I haven’t missed a “career” beat in the last five months. Sure, I’ve trimmed back in other areas of my life (I run three miles instead of 4 or 5 on most days, and my weekends are less about blogging and more about Sam), but it’s a trade off like most things in life.
So I still don’t get the work/life discussion of the working mommy set. But who knows, maybe as Sam gets older, it will get harder. But today, it’s work and life as usual! I write this as he sits next to me in his bouncy seat at 6:00 AM. There’s nothing like a little keyboard clicking to keep a baby entertained.

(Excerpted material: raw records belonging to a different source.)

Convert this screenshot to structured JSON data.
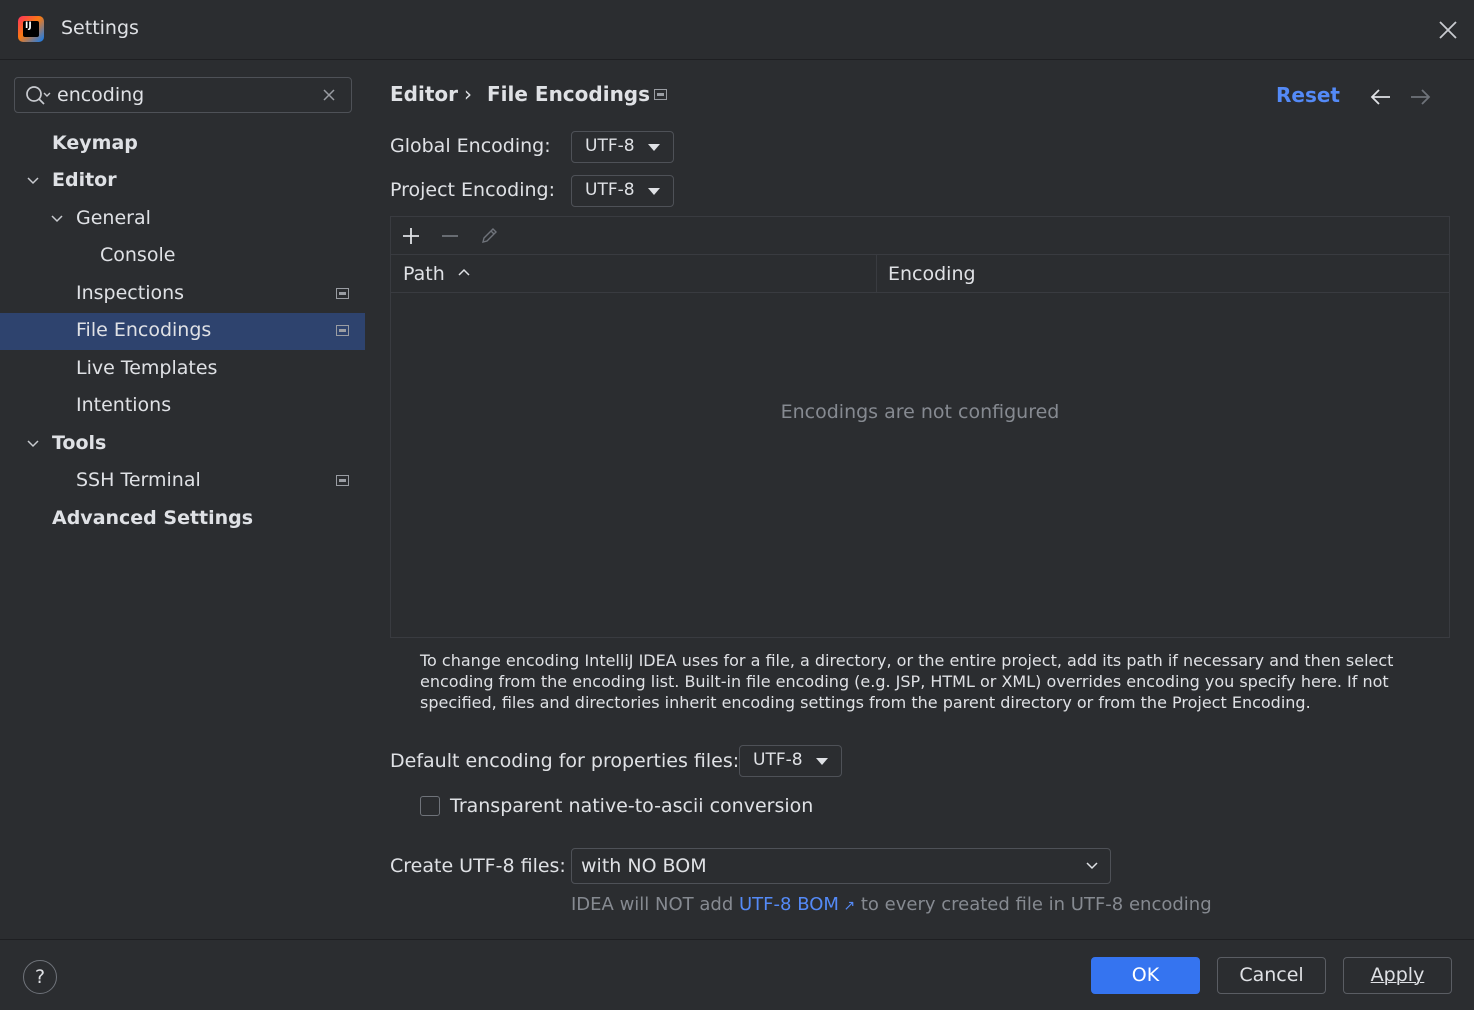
{
  "window": {
    "title": "Settings",
    "logo_text": "IJ"
  },
  "search": {
    "value": "encoding"
  },
  "sidebar": {
    "items": [
      {
        "label": "Keymap"
      },
      {
        "label": "Editor"
      },
      {
        "label": "General"
      },
      {
        "label": "Console"
      },
      {
        "label": "Inspections"
      },
      {
        "label": "File Encodings"
      },
      {
        "label": "Live Templates"
      },
      {
        "label": "Intentions"
      },
      {
        "label": "Tools"
      },
      {
        "label": "SSH Terminal"
      },
      {
        "label": "Advanced Settings"
      }
    ]
  },
  "header": {
    "breadcrumb_parent": "Editor",
    "breadcrumb_sep": "›",
    "breadcrumb_current": "File Encodings",
    "reset_label": "Reset"
  },
  "encodings": {
    "global_label": "Global Encoding:",
    "global_value": "UTF-8",
    "project_label": "Project Encoding:",
    "project_value": "UTF-8"
  },
  "table": {
    "columns": [
      "Path",
      "Encoding"
    ],
    "empty_text": "Encodings are not configured"
  },
  "help_text": "To change encoding IntelliJ IDEA uses for a file, a directory, or the entire project, add its path if necessary and then select encoding from the encoding list. Built-in file encoding (e.g. JSP, HTML or XML) overrides encoding you specify here. If not specified, files and directories inherit encoding settings from the parent directory or from the Project Encoding.",
  "properties": {
    "label": "Default encoding for properties files:",
    "value": "UTF-8",
    "native_to_ascii_label": "Transparent native-to-ascii conversion",
    "native_to_ascii_checked": false
  },
  "bom": {
    "label": "Create UTF-8 files:",
    "value": "with NO BOM",
    "note_prefix": "IDEA will NOT add",
    "note_link": "UTF-8 BOM",
    "note_suffix": "to every created file in UTF-8 encoding"
  },
  "footer": {
    "help_label": "?",
    "ok_label": "OK",
    "cancel_label": "Cancel",
    "apply_label": "Apply"
  },
  "colors": {
    "background": "#2b2d30",
    "selection": "#2e436e",
    "link": "#548af7",
    "primary_button": "#3574f0",
    "muted_text": "#868a91"
  }
}
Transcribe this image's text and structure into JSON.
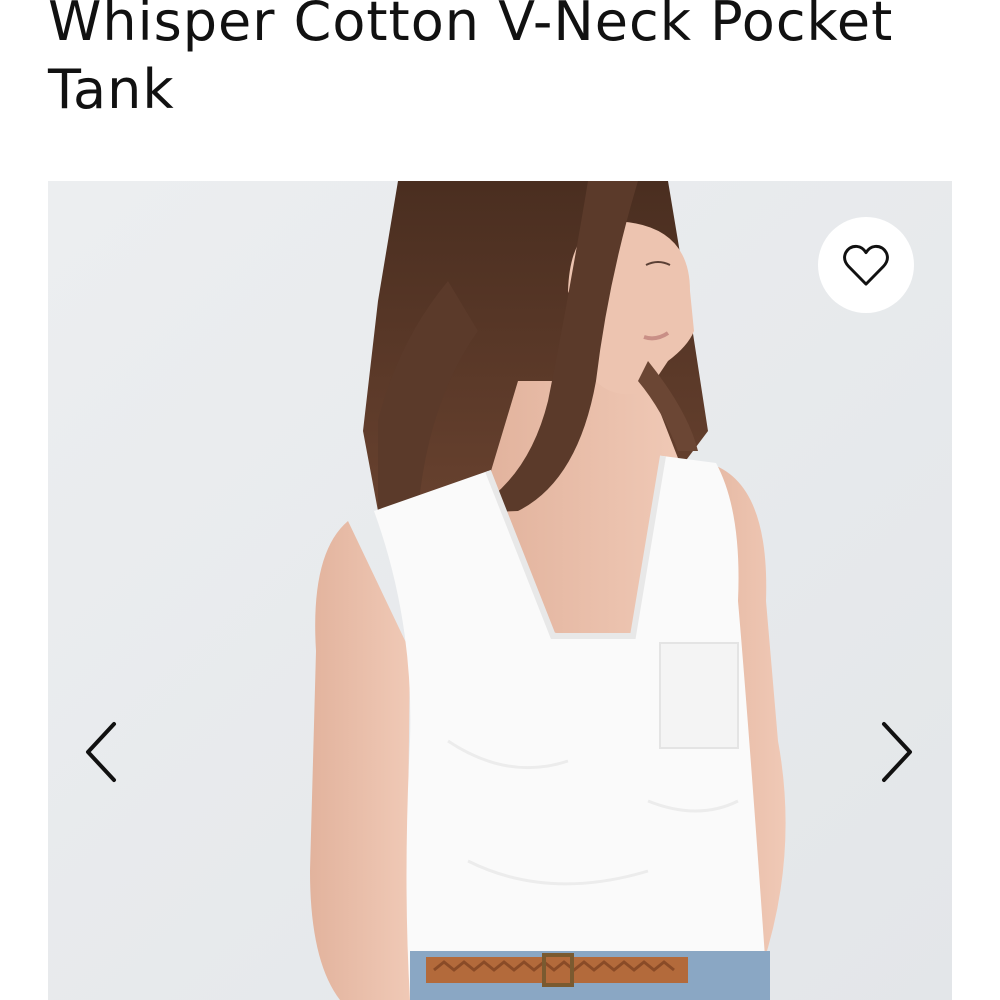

Interesting, informative article there i really enjoyed it i think it should be mentioned also perhaps that the gay and lesbian community apparently earn more in their working lives i wonder is this because we tend to have the busy family lives and instead tend to be career women etc, I myself find it difficult to find the balance between my working life and business life and the lines do get crossed i am not a multitasker and my relationships tend to suffer because of it, the balance is difficult. If i do plan to settle down and have the whole package with the family, children and a career i will need to shift my priority’s and find my balance now, anyhow good article and i look forward to reading others thoughts.
You know, when I wrote my post, I really hadn’t considered the GLBT perspective, but I can definitely see how it applies. I really appreciate you starting this discussion. What really needs to happen is an adjustment in workplace beliefs. White, heterosexual men are currently seen as the “default” and anyone else is an “aberrant.” Workplaces need to recognize that there are all sorts of lifestyles out there are should change the default to “a person who works, and has a life outside of work,” regardless of gender, orientation, marital status and so on.
Thanks for the thoughts Kate. I have to agree with you it is a total adjustment in beliefs to level the playing field at “we are all working here, are human beings and have needs”… and then create something that really works well for all. After all our needs change at different times in our lives regardless of gender, orientation, kids, etc.